A .CMMTPL file is most often a MenuMaker design preset that acts as a reusable layout blueprint rather than containing video, storing theme, background, font choices, and styling for thumbnails and navigation buttons so MenuMaker can apply that look to new menu projects; it merely references external videos, so moving media can break links, and confirming its origin is easiest by checking which app opens it and what companion files (like MenuMaker project items or HTML/SWF assets) sit beside it.
A .CMMTPL file functions as a Camtasia-style appearance template that contains the theme, backgrounds, fonts, element styling, and placement rules for pages, thumbnails, and navigation buttons, rather than holding any video itself; selecting it for a new project applies those design rules while you insert your own clips, so the file stays portable but the project’s media links may break if moved, and the surest way to confirm its origin is to see which app opens it and what companion MenuMaker files share the folder.
A .CMMTPL file functions the way a website theme would by defining background imagery, color schemes, fonts, thumbnail/button appearance, spacing, and alignment rules, but leaving video files external; when selected, MenuMaker applies the design and has you attach your own scenes, keeping the template small and focused purely on layout.
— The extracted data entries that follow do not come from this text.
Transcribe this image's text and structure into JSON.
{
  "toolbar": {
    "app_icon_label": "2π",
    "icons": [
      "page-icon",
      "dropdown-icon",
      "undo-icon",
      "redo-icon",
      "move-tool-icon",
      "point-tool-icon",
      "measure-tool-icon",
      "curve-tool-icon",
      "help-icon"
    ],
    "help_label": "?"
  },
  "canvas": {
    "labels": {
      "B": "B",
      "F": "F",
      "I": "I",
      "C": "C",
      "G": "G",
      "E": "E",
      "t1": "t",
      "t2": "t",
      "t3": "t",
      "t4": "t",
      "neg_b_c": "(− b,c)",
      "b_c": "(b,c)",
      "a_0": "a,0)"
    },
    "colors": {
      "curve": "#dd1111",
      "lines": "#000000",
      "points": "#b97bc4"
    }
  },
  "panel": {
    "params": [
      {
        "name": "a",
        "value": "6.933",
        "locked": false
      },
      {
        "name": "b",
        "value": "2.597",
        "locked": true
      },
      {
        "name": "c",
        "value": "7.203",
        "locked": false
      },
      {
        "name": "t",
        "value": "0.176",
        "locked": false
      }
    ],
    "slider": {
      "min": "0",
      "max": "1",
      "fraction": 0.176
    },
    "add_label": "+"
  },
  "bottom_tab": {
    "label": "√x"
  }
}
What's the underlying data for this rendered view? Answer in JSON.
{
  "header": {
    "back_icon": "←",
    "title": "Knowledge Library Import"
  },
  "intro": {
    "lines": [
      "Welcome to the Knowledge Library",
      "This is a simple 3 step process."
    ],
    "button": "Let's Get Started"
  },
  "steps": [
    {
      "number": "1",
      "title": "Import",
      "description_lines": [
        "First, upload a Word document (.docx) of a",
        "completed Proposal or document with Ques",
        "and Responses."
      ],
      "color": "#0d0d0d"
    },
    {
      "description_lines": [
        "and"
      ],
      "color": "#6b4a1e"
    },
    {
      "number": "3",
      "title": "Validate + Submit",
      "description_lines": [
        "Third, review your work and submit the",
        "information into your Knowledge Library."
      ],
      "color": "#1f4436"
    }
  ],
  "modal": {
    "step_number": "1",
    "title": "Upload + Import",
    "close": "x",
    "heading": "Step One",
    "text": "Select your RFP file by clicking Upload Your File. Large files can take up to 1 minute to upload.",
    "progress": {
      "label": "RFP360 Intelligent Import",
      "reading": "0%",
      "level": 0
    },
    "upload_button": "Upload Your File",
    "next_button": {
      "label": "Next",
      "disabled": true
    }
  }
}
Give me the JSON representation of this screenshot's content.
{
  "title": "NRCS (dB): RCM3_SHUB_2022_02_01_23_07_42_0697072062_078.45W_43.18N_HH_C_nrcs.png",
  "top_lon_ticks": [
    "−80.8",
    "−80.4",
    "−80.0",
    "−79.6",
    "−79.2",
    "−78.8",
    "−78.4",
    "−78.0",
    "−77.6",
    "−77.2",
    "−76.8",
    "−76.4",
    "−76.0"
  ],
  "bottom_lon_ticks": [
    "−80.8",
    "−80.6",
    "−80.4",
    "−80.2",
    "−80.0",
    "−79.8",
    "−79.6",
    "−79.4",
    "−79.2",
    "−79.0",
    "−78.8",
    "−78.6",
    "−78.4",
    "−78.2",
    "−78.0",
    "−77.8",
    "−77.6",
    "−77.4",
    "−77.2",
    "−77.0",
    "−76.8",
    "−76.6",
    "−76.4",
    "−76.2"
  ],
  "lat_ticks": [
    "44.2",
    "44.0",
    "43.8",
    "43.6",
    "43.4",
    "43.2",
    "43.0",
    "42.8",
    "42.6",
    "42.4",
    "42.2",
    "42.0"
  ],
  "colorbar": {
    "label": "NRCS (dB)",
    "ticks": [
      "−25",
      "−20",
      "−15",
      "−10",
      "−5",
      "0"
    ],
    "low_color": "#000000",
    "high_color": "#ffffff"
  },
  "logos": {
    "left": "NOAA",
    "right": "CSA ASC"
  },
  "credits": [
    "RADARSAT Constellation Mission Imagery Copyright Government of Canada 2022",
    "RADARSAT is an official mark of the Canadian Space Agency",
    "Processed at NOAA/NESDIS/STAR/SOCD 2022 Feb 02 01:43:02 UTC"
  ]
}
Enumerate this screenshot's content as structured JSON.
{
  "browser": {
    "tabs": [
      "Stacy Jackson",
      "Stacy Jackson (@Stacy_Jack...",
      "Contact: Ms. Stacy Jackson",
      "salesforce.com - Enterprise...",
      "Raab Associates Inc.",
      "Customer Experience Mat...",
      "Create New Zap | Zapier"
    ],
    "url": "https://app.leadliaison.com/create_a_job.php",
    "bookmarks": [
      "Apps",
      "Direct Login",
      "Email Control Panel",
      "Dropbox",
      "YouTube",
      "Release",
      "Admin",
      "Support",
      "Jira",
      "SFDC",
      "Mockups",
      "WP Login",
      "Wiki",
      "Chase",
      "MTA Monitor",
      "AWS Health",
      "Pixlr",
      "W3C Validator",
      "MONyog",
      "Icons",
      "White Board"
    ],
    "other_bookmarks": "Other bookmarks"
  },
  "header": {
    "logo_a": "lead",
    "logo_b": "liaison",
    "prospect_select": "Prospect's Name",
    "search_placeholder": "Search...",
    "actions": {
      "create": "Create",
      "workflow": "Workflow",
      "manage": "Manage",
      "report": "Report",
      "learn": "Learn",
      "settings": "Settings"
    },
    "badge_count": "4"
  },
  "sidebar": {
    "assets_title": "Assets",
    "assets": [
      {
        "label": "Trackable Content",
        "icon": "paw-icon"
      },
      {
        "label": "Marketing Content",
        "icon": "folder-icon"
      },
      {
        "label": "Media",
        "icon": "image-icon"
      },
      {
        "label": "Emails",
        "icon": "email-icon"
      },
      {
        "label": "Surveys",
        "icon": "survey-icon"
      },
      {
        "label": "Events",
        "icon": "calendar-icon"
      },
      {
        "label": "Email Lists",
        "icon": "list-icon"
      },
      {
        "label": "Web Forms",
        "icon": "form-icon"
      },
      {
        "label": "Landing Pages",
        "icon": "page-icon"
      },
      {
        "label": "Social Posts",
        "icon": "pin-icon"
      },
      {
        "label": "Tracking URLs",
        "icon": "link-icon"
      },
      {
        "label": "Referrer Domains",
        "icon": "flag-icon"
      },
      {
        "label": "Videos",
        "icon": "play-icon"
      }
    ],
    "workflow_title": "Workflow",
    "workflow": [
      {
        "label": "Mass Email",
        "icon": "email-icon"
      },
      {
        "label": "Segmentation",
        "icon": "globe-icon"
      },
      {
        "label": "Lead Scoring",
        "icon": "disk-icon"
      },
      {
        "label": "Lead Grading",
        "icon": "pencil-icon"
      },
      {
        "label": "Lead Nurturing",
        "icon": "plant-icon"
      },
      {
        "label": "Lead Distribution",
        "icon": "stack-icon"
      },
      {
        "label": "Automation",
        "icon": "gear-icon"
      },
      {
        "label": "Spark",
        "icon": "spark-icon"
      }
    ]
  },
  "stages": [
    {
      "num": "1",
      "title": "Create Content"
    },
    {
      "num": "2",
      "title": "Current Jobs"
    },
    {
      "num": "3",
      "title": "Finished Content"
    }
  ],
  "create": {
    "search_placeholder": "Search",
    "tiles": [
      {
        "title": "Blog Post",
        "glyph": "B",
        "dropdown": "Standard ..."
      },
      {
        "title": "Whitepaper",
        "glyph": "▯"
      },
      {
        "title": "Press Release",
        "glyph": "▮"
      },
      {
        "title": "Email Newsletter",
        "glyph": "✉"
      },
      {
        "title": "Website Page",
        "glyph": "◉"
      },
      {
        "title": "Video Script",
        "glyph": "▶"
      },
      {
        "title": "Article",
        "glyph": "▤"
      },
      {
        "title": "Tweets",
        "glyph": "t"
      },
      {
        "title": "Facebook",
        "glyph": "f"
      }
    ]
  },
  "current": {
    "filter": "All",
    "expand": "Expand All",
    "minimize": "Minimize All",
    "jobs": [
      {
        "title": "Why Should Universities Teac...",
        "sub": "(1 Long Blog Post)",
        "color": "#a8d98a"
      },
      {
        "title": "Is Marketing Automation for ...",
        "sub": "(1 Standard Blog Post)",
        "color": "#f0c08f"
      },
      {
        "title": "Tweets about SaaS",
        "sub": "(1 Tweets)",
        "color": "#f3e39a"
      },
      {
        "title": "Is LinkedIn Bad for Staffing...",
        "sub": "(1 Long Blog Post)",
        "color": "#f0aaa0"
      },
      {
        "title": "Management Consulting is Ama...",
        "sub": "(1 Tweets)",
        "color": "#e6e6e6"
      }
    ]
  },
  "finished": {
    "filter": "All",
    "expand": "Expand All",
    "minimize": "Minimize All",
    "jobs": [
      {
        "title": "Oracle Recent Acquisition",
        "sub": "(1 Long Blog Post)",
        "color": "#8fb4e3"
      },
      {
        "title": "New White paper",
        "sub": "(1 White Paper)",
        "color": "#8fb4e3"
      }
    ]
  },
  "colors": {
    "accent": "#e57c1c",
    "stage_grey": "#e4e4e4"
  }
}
For those who have almost any concerns with regards to exactly where and how you can employ file extension CMMTPL, you can email us at our own page. Because a menu’s assets stay external, moving or renaming videos, thumbnails, or backgrounds can break links even though the .CMMTPL template still opens normally, and checking the app that opens it plus any companion files is the fastest way to confirm origin since extensions aren’t unique across software; in the Camtasia MenuMaker workflow a .CMMTPL acts as a design blueprint defining the theme, page layout, backgrounds, fonts, and placement/styling of thumbnails, labels, and navigation buttons, while the actual menu project later attaches real videos and timestamps, keeping the template small and reusable yet prone to broken media links when assets move.
Picking a .CMMTPL gives your new project an immediate visual and structural foundation by supplying all layout rules—thumbnail arrangement, button locations, fonts, colors, and backgrounds—so instead of building a design from scratch, you only add your actual media and chapter markers, similar to applying a theme before filling in a webpage.
A .CMMTPL is small precisely because it holds design rules instead of embedding video or large images, recording things like layout coordinates, theme settings, fonts, and button/thumbnail styles, while MenuMaker projects reference external media separately, making the template portable and easily applied to different video sets.